Rylan comes to a stop at the front gates, turning to you with a charming smile. “This is where I must leave you I am afraid, I have matters to attend to at my own house.” He holds out his hand, and you reluctantly place yours in his, suppressing a shiver of displeasure as he bows slightly and presses a kiss to the back of your hand.
“Until next time, my dear.” With another grin he turns and walks off, and you’re left wondering just how long would be long enough before you can stand to be alone with him again.
You come to the conclusion after a moment that there isn’t a period of time long enough.
Walking back inside you breathe a sigh of relief at the cool air that hits you as soon as you’re out of the sun. Sunspear truly was a beautiful place, and you got the feeling the rest of Dorne would be just as beautiful if you ever saw it, but the oppressive heat was genuinely draining sometimes. You could only count your blessings that it wasn’t overly humid.
You headed down the hall, navigating with a little more confidence gained over the last couple weeks. There were still times where you took a wrong turn and had to ask someone for directions, but overall you usually found where you were going.

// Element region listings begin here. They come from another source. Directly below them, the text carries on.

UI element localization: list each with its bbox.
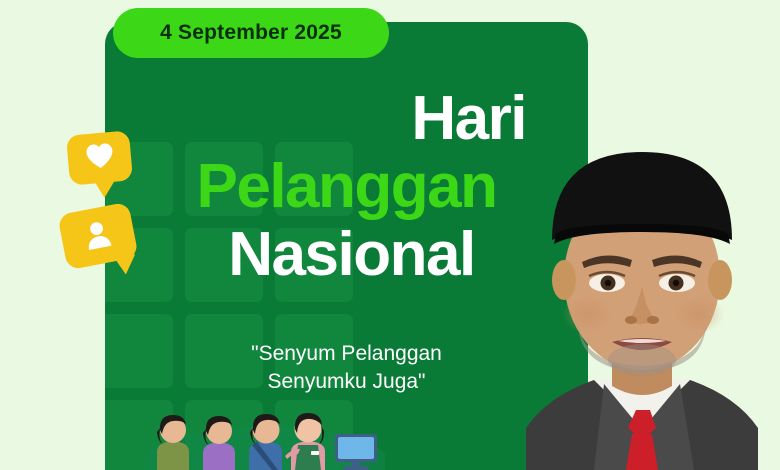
- bubble-tail: [94, 179, 117, 199]
- person-icon: [80, 216, 115, 251]
- heart-icon: [84, 142, 114, 170]
- customer-queue-illustration: [145, 404, 385, 470]
- heart-badge: [66, 130, 133, 185]
- date-badge-label: 4 September 2025: [160, 21, 342, 45]
- poster-root: 4 September 2025 Hari Pelanggan Nasional…: [0, 0, 780, 470]
- official-portrait: [508, 128, 776, 470]
- user-badge: [57, 202, 138, 271]
- date-badge: 4 September 2025: [113, 8, 389, 58]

The guards stationed outside Doran’s office nodded to you as you stopped outside the large doors, opening them without question for you. Most of the palace staff recognized you on sight by this point, and Oberyn had made it clear you were to be treated with respect as his guest.
It wasn’t really like you could do much to harm either of the princes, anyway. You’d likely just hurt yourself in the process.
Doran was seated behind his desk, head bent over a piece of parchment as he wrote. He looked up at the sound of the doors opening, smiling warmly at you. “Ah, back already I see. Did you find what you needed?”
You nodded, walking forward with a smile. “I did, thank you. And it didn’t cost as much as you thought, I wanted to return the leftover money.” You held the much lighter than this morning pouch out as you came to a stop in front of the desk.
The elder prince only smiled and shook his head, holding up his hand as he settled back into the chair. “No, my dear, you may keep it. You may not have any expenses with my brother providing for you, but I imagine it would be nice to have money of your own if you should need or want it.”
You let your hand drop to your side with a sigh and a slight smile. “What is it today with people giving me things?” You hook the pouch back to the belt around your waist. “Thank you again by the way, he said it should be ready by Oberyn’s name day.”
Doran’s smile widened at that. “I hope my brother appreciates it, it is a thoughtful gift.”
You returned his smile, ignoring the butterflies that took up residence in your stomach as you thought about giving Oberyn his gift. “I hope so too.”